KMY: Lentiviruses work by first infecting a cell and releasing their RNA material into the host cell cytoplasm. There the RNA gets converted into DNA and ultimately integrates into the host cell genome, causing long-term genetic modification to the host cell. This makes them highly efficient in engineering a cell permanently, allowing for stable expression of the viral genome. Secondly, the amount viral genome carried is large, making it a desirable vehicle for delivering large transgenes into cells. The envelope protein can be further modified to allow the viruses to infect a broad range of tissue types and lentiviruses possess the ability to infect dividing and non-dividing cells.

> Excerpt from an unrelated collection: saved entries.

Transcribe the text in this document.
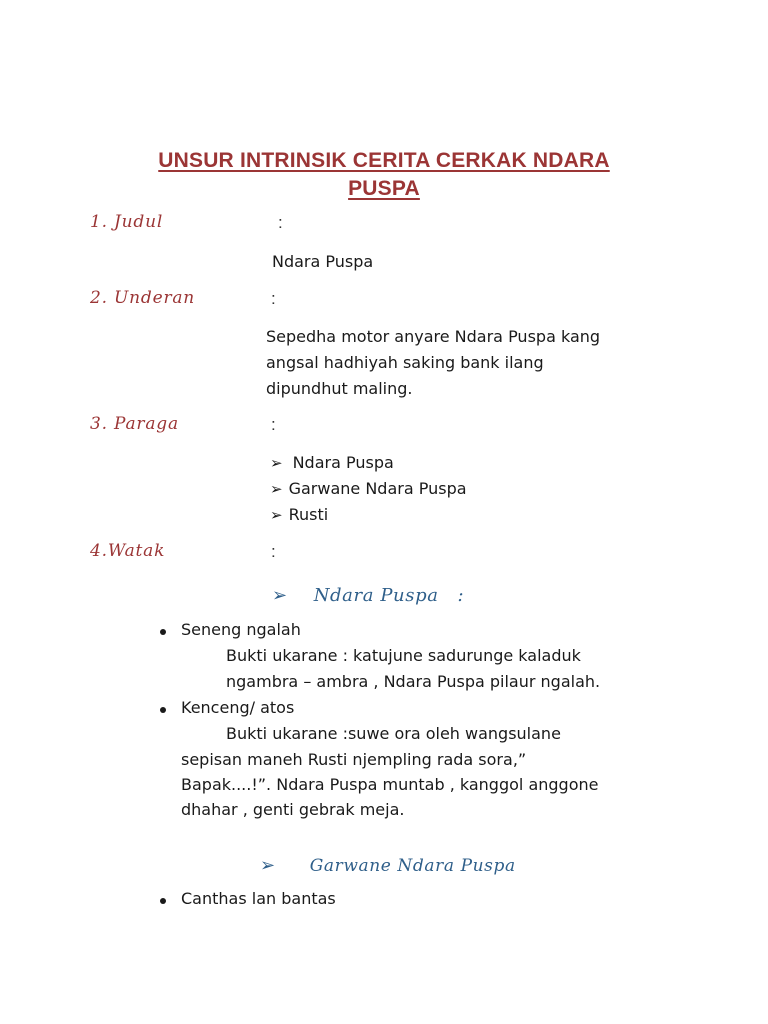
UNSUR INTRINSIK CERITA CERKAK NDARA
PUSPA
1. Judul	:
Ndara Puspa
2. Underan	:
Sepedha motor anyare Ndara Puspa kang
angsal hadhiyah saking bank ilang
dipundhut maling.
3. Paraga	:
➢ Ndara Puspa
➢ Garwane Ndara Puspa
➢ Rusti
4.Watak	:
➢ Ndara Puspa   :
Seneng ngalah
Bukti ukarane : katujune sadurunge kaladuk
ngambra – ambra , Ndara Puspa pilaur ngalah.
Kenceng/ atos
Bukti ukarane :suwe ora oleh wangsulane
sepisan maneh Rusti njempling rada sora,”
Bapak....!”. Ndara Puspa muntab , kanggol anggone
dhahar , genti gebrak meja.
➢ Garwane Ndara Puspa
Canthas lan bantas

Lastly, they are low in immunogenic ability, ensuring that the host cell immune system does not mount an immune response to the virus.
AM: How are lentiviral vectors produced? What are the main challenges of this process?
KMY: First, you take your packaging plasmids that encode for the viral particle and your plasmid vector bearing transgene to be packaged into the virus and co-transfect them into a packaging cell line grown in culture medium. A few days after co-transfection, the virus particles released into the culture medium can be harvested and subject to downstream processing such as purification and concentration. There are many variables that affect the quantity and quality of viral preps during the preparation process. These include transfection efficacy of the packaging cell lines, the production capacity of the cell line and the purification and concentration of the viral particles.
AM: Can you tell us more about GenScript's Research Lentiviral Vector Packaging Service and how it addresses these challenges?
KMY: At GenScript, we have developed a unique production protocol optimized to produce highly purified virus at maximum yield. These optimal conditions apply to every step of the virus production protocol and include: An optimized transfection protocol for high scalability and virus yield and a serum free system that produces lentivirus free of animal growth factors. This is particularly important when working with primary cells that may be more responsive to these growth factor contaminations. We also have a careful and thorough virus purification and concentration protocol that ensures that viral particles remain intact and functional. Furthermore, we have multiple methods of measuring titer and quality control to ensure viral preps are free of mycoplasma or bacterial contamination. All this translates to higher quality, intact and functional viral preps that help make our clients’ next cell engineering project a success.
Koh Meng Yong was speaking to Anna MacDonald, Science Writer for Technology Networks. Dr Meng Yong is global product manager, Assay Cell Lines and Lentivirus Packaging Services for GenScript.